What is the PPSR, what does it mean for you
A Simple Guide for Australian Small Business Owners
As an Aussie small business owner, you’re probably no stranger to the challenges and opportunities that come with running a business. So whether you’re looking to expand operations, buy some new equipment or manage your cash flow, it is important to understanding the ins and outs of the various regulations (and the associated acronyms).
Take PPSR for instance. PPSR is short for the Personal Property Securities Register, which is an official government register in Australia that acts as a public noticeboard for information about security interests in personal property. Personal property includes assets like vehicles, machinery, and equipment, in fact, everything except real estate (that is, real estate).

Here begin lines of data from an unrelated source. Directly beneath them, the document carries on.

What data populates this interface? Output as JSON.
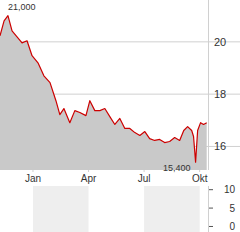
{
  "chart_data": [
    {
      "type": "line",
      "color": "#cc0000",
      "x": [
        -0.78,
        -0.56,
        -0.35,
        -0.13,
        0.14,
        0.41,
        0.68,
        0.95,
        1.27,
        1.59,
        1.92,
        2.24,
        2.45,
        2.67,
        2.99,
        3.26,
        3.53,
        3.86,
        4.07,
        4.34,
        4.61,
        4.88,
        5.15,
        5.42,
        5.69,
        5.96,
        6.23,
        6.5,
        6.77,
        7.04,
        7.3,
        7.57,
        7.84,
        8.11,
        8.38,
        8.65,
        8.92,
        9.14,
        9.35,
        9.57,
        9.67,
        9.78,
        9.89,
        10.05,
        10.21,
        10.38
      ],
      "values": [
        20.23,
        20.8,
        21.0,
        20.42,
        20.19,
        19.96,
        20.04,
        19.47,
        19.2,
        18.7,
        18.44,
        17.75,
        17.22,
        17.45,
        16.91,
        17.37,
        17.3,
        17.18,
        17.75,
        17.37,
        17.37,
        17.45,
        17.14,
        16.84,
        17.07,
        16.69,
        16.69,
        16.53,
        16.42,
        16.57,
        16.3,
        16.23,
        16.27,
        16.15,
        16.19,
        16.34,
        16.23,
        16.61,
        16.76,
        16.61,
        16.38,
        15.4,
        16.61,
        16.91,
        16.84,
        16.91
      ],
      "xlim": [
        -0.78,
        10.45
      ],
      "xticks": [
        {
          "value": 1,
          "label": "Jan"
        },
        {
          "value": 4,
          "label": "Apr"
        },
        {
          "value": 7,
          "label": "Jul"
        },
        {
          "value": 10,
          "label": "Okt"
        }
      ],
      "ylim": [
        15.1,
        21.6
      ],
      "yticks": [
        16,
        18,
        20
      ],
      "grid": true,
      "annotations": [
        {
          "text": "21,000",
          "x": -0.35,
          "y": 21.0
        },
        {
          "text": "15,400",
          "x": 9.78,
          "y": 15.4
        }
      ]
    },
    {
      "type": "bar",
      "values": [],
      "xlim": [
        -0.78,
        10.45
      ],
      "ylim": [
        -1.5,
        11
      ],
      "yticks": [
        0,
        5,
        10
      ]
    }
  ]
}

For example, say you need to borrow money to purchase some equipment for your business, and the lender wants some assurance that they’ll get their money back, you may be required to put the asset up as upfront security – this is where the PPSR comes into play.
When is the PPSR required for Prospa funding?
When you borrow more than $150K in total from Prospa, or you fail to make repayments in accordance with your loan contract, your loan contract states that you grant Prospa a charge over all personal property of the borrower. This means that Prospa is entitled to register a charge over all personal property belonging to your business entity(ies) on the PPSR. This may happen at the following points:
- Upfront, if your new loan means you have over $150K in total Prospa funding; or
- During the life of your loan, if you fail to make your repayments on time. Provided you follow your loan repayment obligations, everything just carries on as normal and no registration will be made on the PPSR, unless your Prospa funding increases to over $150K.
What does having a ‘charge over business entities’ mean?
When Prospa takes a charge over your business entity(ies), it means that Prospa has a security interest in the personal assets of your business to secure the debt that you owe to Prospa. By registering on the PPSR, Prospa is giving notice to all potential buyers or financiers of those assets about Prospa’s interest, which is likely to limit your ability to sell your assets before you have paid out the loan.
Once you have paid out the loan in full, however, Prospa will no longer have any security interest over the assets and Prospa will remove the registration.
How is PPSR different from a caveat?
A caveat is a formal warning or notice that informs the public about a security interest or claim on a land title (property) and is recorded at the land titles registry. When a customer wants to refinance or sell property, having a caveat on that asset will trigger an alert so that they must have the caveat removed, usually by paying out the lender, before they can make the sale.
Prospa doesn’t require a caveat upfront, however a caveat may be lodged if you default on your repayments.
How does PPSR affect your borrowing?
The PPSR is designed to provide a system for individuals and businesses to register their security interests in personal assets.
This helps establish priority (who gets paid first) in case of disputes or insolvency. It also provides a way for potential buyers and creditors to check whether there are any outstanding security interests relating to an asset they are interested in buying or financing.
For example, if a lender loans money to a business and takes a piece of equipment as collateral, they can register their security interest on the PPSR. If the borrowing business defaults on the loan, the lender’s interest in the equipment is protected.
The PPSR isn’t just designed to help lenders, it’s also useful for you. When you borrow funds, you want to know that the assets you’re using as collateral aren’t already tied up in other loans or claims. The PPSR lets you check this.
As an Australian small business owner, understanding how the PPSR works can make borrowing funds for your business smoother and more secure. It’s not about making things more complicated, it’s about providing a clear and fair system for everyone involved in financial transactions.